Glossario IA
Il dizionario completo dell'Intelligenza Artificiale
Multi-hop Question-Answering
Subfield of question-answering systems where answering an initial question requires formulating and solving a sequence of intermediate questions, often chained, to arrive at the final answer.
Chain Reasoning
Cognitive and computational process that involves linking multiple facts or entities to infer new information, fundamental for multi-hop QA systems that must follow logical paths in a knowledge base.
Question Decomposition
Technique involving analyzing a complex question to split it into a series of simpler and directly answerable sub-questions, whose answers will then be combined to solve the initial question.
Retrieval-Augmented Generation (RAG)
Hybrid architecture where a retriever model finds relevant documents to feed a generative model, often used to build complex responses by relying on external sources.
Query Planning
Mechanism that determines the optimal order of sub-queries to execute to answer a multi-hop question, minimizing computational costs and maximizing the relevance of retrieved information.
Evidence Fusion
Final step of the multi-hop QA process where information from different reasoning stages is synthesized and consolidated to formulate a coherent and complete final answer.
Ambiguous Entity
Major challenge in multi-hop QA where an entity mentioned in the question may refer to multiple distinct nodes in the knowledge graph, requiring contextual disambiguation to follow the correct reasoning path.
Path Reasoning
Method specific to multi-hop QA that involves exploring and evaluating different relational paths in a knowledge graph to find the sequence of logical hops leading to the answer.
State Transition Model
A formal approach to modeling the multi-hop reasoning process as a series of transitions between states (known information), where each action (reasoning hop) modifies the system's current state.
Reinforcement Learning for QA
A training paradigm where a QA agent learns a navigation policy (which questions to ask or which links to follow) by being rewarded when it reaches the correct answer, thereby optimizing its reasoning strategy.

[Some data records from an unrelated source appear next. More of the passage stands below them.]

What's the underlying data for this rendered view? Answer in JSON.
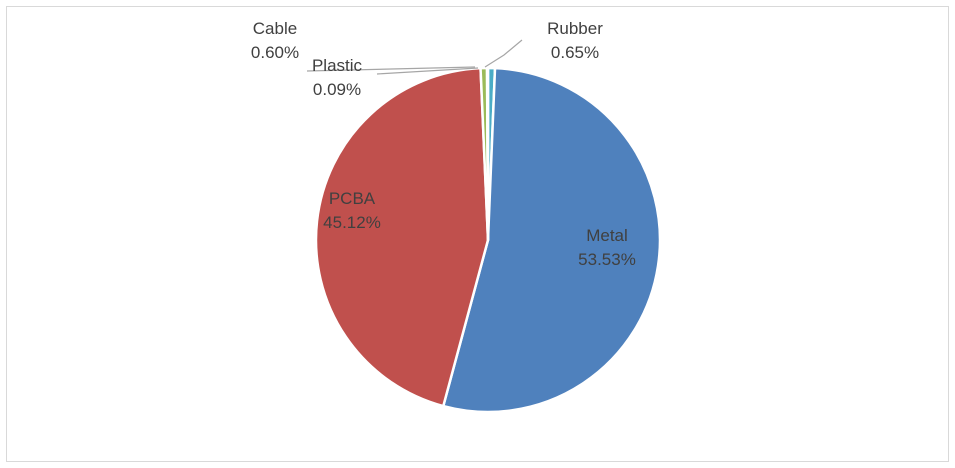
{
  "chart_data": {
    "type": "pie",
    "title": "",
    "legend": "none",
    "start_angle_deg": 0,
    "direction": "clockwise",
    "slices": [
      {
        "name": "Rubber",
        "value": 0.65,
        "label": "0.65%",
        "color": "#4bacc6"
      },
      {
        "name": "Metal",
        "value": 53.53,
        "label": "53.53%",
        "color": "#4f81bd"
      },
      {
        "name": "PCBA",
        "value": 45.12,
        "label": "45.12%",
        "color": "#c0504d"
      },
      {
        "name": "Cable",
        "value": 0.6,
        "label": "0.60%",
        "color": "#9bbb59"
      },
      {
        "name": "Plastic",
        "value": 0.09,
        "label": "0.09%",
        "color": "#8064a2"
      }
    ]
  }
}
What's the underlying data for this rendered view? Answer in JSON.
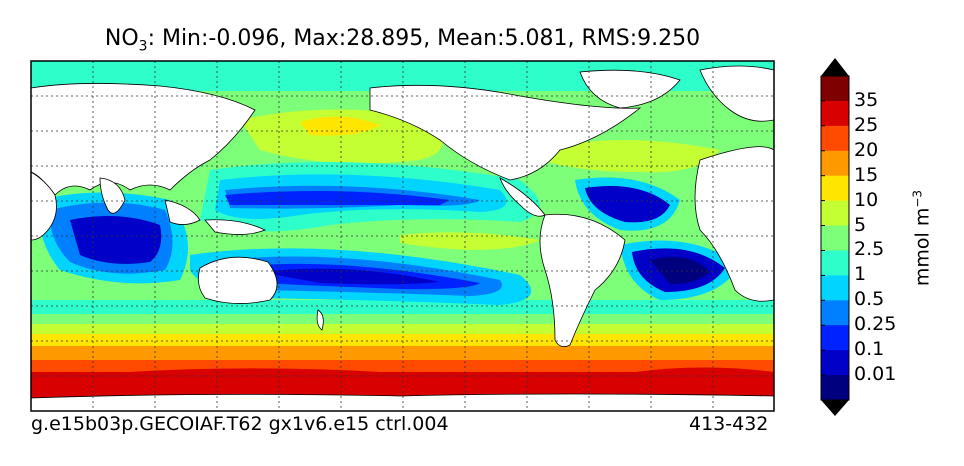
{
  "title": {
    "species": "NO",
    "subscript": "3",
    "stats": ": Min:-0.096, Max:28.895, Mean:5.081, RMS:9.250"
  },
  "footer": {
    "case_name": "g.e15b03p.GECOIAF.T62 gx1v6.e15 ctrl.004",
    "years": "413-432"
  },
  "colorbar": {
    "units_main": "mmol m",
    "units_exp": "−3",
    "labels": [
      "0.01",
      "0.1",
      "0.25",
      "0.5",
      "1",
      "2.5",
      "5",
      "10",
      "15",
      "20",
      "25",
      "35"
    ],
    "colors": [
      "#00007f",
      "#0000c8",
      "#0022ff",
      "#0080ff",
      "#00d4ff",
      "#2effca",
      "#7dff7a",
      "#c4ff33",
      "#ffe600",
      "#ff9900",
      "#ff4a00",
      "#d80000",
      "#7f0000"
    ],
    "extend_colors": {
      "low": "#000000",
      "high": "#000000"
    }
  },
  "map": {
    "land_color": "#ffffff",
    "gridlines": "dotted"
  }
}
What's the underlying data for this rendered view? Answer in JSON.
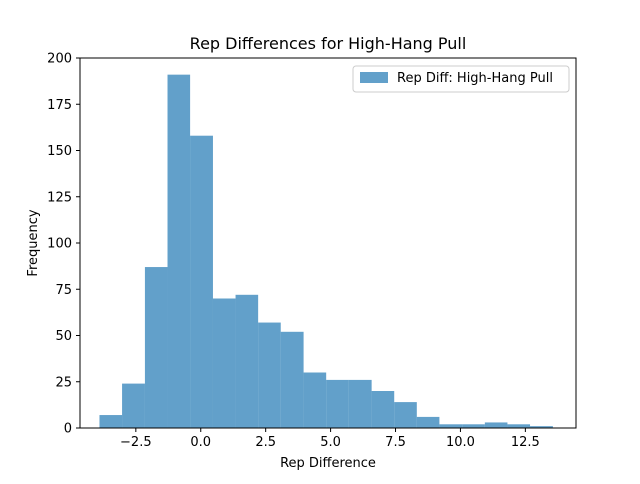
{
  "chart_data": {
    "type": "bar",
    "title": "Rep Differences for High-Hang Pull",
    "xlabel": "Rep Difference",
    "ylabel": "Frequency",
    "xlim": [
      -4.65,
      14.45
    ],
    "ylim": [
      0,
      200
    ],
    "x_ticks": [
      -2.5,
      0.0,
      2.5,
      5.0,
      7.5,
      10.0,
      12.5
    ],
    "x_tick_labels": [
      "−2.5",
      "0.0",
      "2.5",
      "5.0",
      "7.5",
      "10.0",
      "12.5"
    ],
    "y_ticks": [
      0,
      25,
      50,
      75,
      100,
      125,
      150,
      175,
      200
    ],
    "y_tick_labels": [
      "0",
      "25",
      "50",
      "75",
      "100",
      "125",
      "150",
      "175",
      "200"
    ],
    "bin_edges": [
      -3.9,
      -3.03,
      -2.15,
      -1.28,
      -0.41,
      0.47,
      1.34,
      2.21,
      3.08,
      3.96,
      4.83,
      5.7,
      6.58,
      7.45,
      8.32,
      9.19,
      10.07,
      10.94,
      11.81,
      12.68,
      13.56
    ],
    "values": [
      7,
      24,
      87,
      191,
      158,
      70,
      72,
      57,
      52,
      30,
      26,
      26,
      20,
      14,
      6,
      2,
      2,
      3,
      2,
      1
    ],
    "grid": false,
    "legend_position": "top-right",
    "series": [
      {
        "name": "Rep Diff: High-Hang Pull",
        "color": "#1f77b4"
      }
    ]
  }
}
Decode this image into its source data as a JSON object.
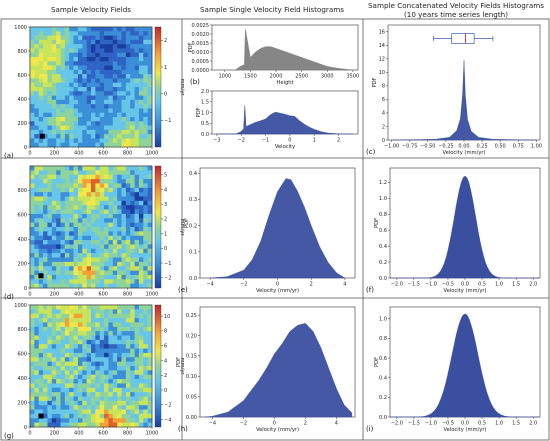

Symbolic Neural Question Answering
A hybrid approach combining neural networks for natural language understanding and symbolic components for logical reasoning and manipulation of structured facts, particularly well-suited for multi-hop QA.
Reasoning Explainability
The ability of a multi-hop QA system to not only provide an answer but also to expose the chain of deductions, sources, and intermediate steps that led to that answer, essential for trust and debugging.
Relation Prediction
The task of identifying the correct semantic relation between two entities in a knowledge graph, a key step in each 'hop' of a multi-hop question-answering process.
Document-Based QA System
A type of multi-hop QA system where reasoning is performed not on a structured graph, but by connecting information scattered across a collection of unstructured or semi-structured documents.